In 2009, after Hines' diagnosis of Alzheimer's disease prevented him from further writing, Pomona Books published This Artistic Life, an anthology of previously unpublished short stories mostly written around the time of A Kestrel for a Knave.[19]
According to Dave Gibson, Hines' work is "characterised by his ear for dialogue, his sympathetic use of Barnsley dialect and his identification with working-class struggles".[20] His writing has been described as social realist. Imogen Carter notes that A Kestrel for a Knave features "dazzling natural imagery, reminiscent of Seamus Heaney's 1966 poetry collection, Death of a Naturalist."[21]
Hines's work frequently addressed contemporary British social issues, such as education in A Kestrel for a Knave, unemployment in Looks and Smiles, and working conditions and industrial action in the mining industry in The Price of Coal and The Heart of It. Football appears extensively in his writing; Hines recalled that being told he "knew what the game was all about" by a professional footballer was one of the best critiques he had received.[22]

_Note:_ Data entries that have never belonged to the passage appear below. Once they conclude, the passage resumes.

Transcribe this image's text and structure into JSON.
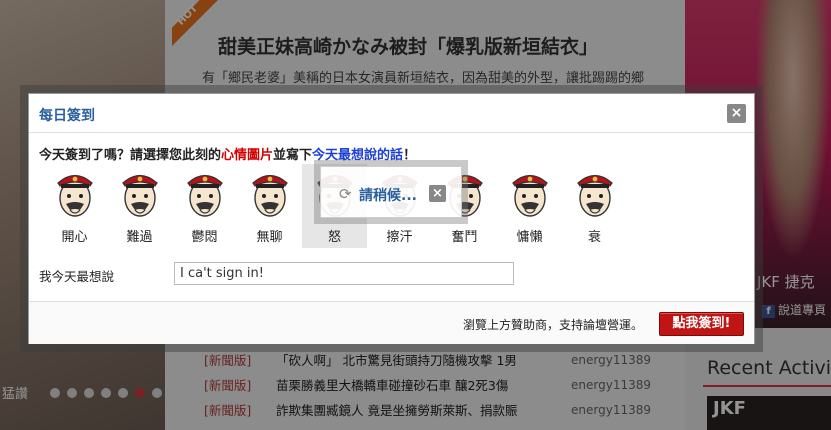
{
  "background": {
    "article": {
      "hot_badge": "HOT",
      "title": "甜美正妹高崎かなみ被封「爆乳版新垣結衣」",
      "excerpt": "有「鄉民老婆」美稱的日本女演員新垣結衣，因為甜美的外型，讓批踢踢的鄉"
    },
    "slider_caption": "猛讚",
    "news": [
      {
        "tag": "[新聞版]",
        "title": "「砍人啊」 北市驚見街頭持刀隨機攻擊 1男",
        "user": "energy11389"
      },
      {
        "tag": "[新聞版]",
        "title": "苗栗勝義里大橋轎車碰撞砂石車 釀2死3傷",
        "user": "energy11389"
      },
      {
        "tag": "[新聞版]",
        "title": "詐欺集團臧鏡人 竟是坐擁勞斯萊斯、捐款賑",
        "user": "energy11389"
      }
    ],
    "promo": {
      "line1": "JKF 捷克",
      "line2": "說道專頁"
    },
    "recent_title": "Recent Activi",
    "recent_thumb": "JKF"
  },
  "modal": {
    "title": "每日簽到",
    "close": "×",
    "prompt": {
      "part1": "今天簽到了嗎？請選擇您此刻的",
      "mood_link": "心情圖片",
      "part2": "並寫下",
      "say_link": "今天最想說的話",
      "part3": "！"
    },
    "moods": [
      {
        "label": "開心",
        "icon": "happy-face-icon",
        "selected": false
      },
      {
        "label": "難過",
        "icon": "sad-face-icon",
        "selected": false
      },
      {
        "label": "鬱悶",
        "icon": "gloomy-face-icon",
        "selected": false
      },
      {
        "label": "無聊",
        "icon": "bored-face-icon",
        "selected": false
      },
      {
        "label": "怒",
        "icon": "angry-face-icon",
        "selected": true
      },
      {
        "label": "擦汗",
        "icon": "sweat-face-icon",
        "selected": false
      },
      {
        "label": "奮鬥",
        "icon": "fight-face-icon",
        "selected": false
      },
      {
        "label": "慵懶",
        "icon": "lazy-face-icon",
        "selected": false
      },
      {
        "label": "衰",
        "icon": "unlucky-face-icon",
        "selected": false
      }
    ],
    "say_label": "我今天最想說",
    "say_value": "I ca't sign in!",
    "footer_note": "瀏覽上方贊助商，支持論壇營運。",
    "checkin_button": "點我簽到!"
  },
  "loading": {
    "text": "請稍候...",
    "close": "×"
  },
  "colors": {
    "accent_blue": "#2a5f9e",
    "accent_red": "#c01515",
    "mood_link_red": "#d40000",
    "say_link_blue": "#1d3fd6"
  }
}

Hines' work has received significant recognition. Kes won a number of awards, including a Writers' Guild of Great Britain Award for Best British Screenplay and a BAFTA nomination for Best Screenplay.[23]
Threads (1984) won a special award at the 1985 Monte-Carlo Television Festival, the Broadcasting Press Guild Award in 1985 for Best Single Drama, and was nominated for seven different awards in the 1985 BAFTA Awards, winning the Best Single Drama award.[24][25]
Hines claimed he took no pleasure in receiving awards; his main concern was the approval of working-class readers and the confirmation that they had been represented accurately. Some of his readers claimed that A Kestrel for a Knave was the only book they had ever read.[12] Ian McMillan wrote that "here in the former South Yorkshire coalfield A Kestrel for a Knave is our Moby-Dick, our Things Fall Apart, our Great Gatsby."[26]
Hines was awarded an honorary degree at the University of Loughborough in July 2009 and an Honorary Doctorate (Doctor of Letters) at the University of Sheffield on 14 January 2010.[27] In 2008, his personal archive was donated to the university, where it is now part of the Library Special Collections.
Upon his death, he received tributes from literary and political figures. Tony Parsons described him as "inspirational" and Barnsley Central MP Dan Jarvis described him as "a brilliant writer".[28] Ken Loach wrote "he loved language and his ear for dialect and its comedy was pitch perfect."[29]
Hines married twice, and is survived by two children from his first marriage.[12]
After spending much of his later life in Sheffield, he returned to a care home in his home village of Hoyland Common after a diagnosis of Alzheimer's disease. He died on 18 March 2016 at the age of 76.[30]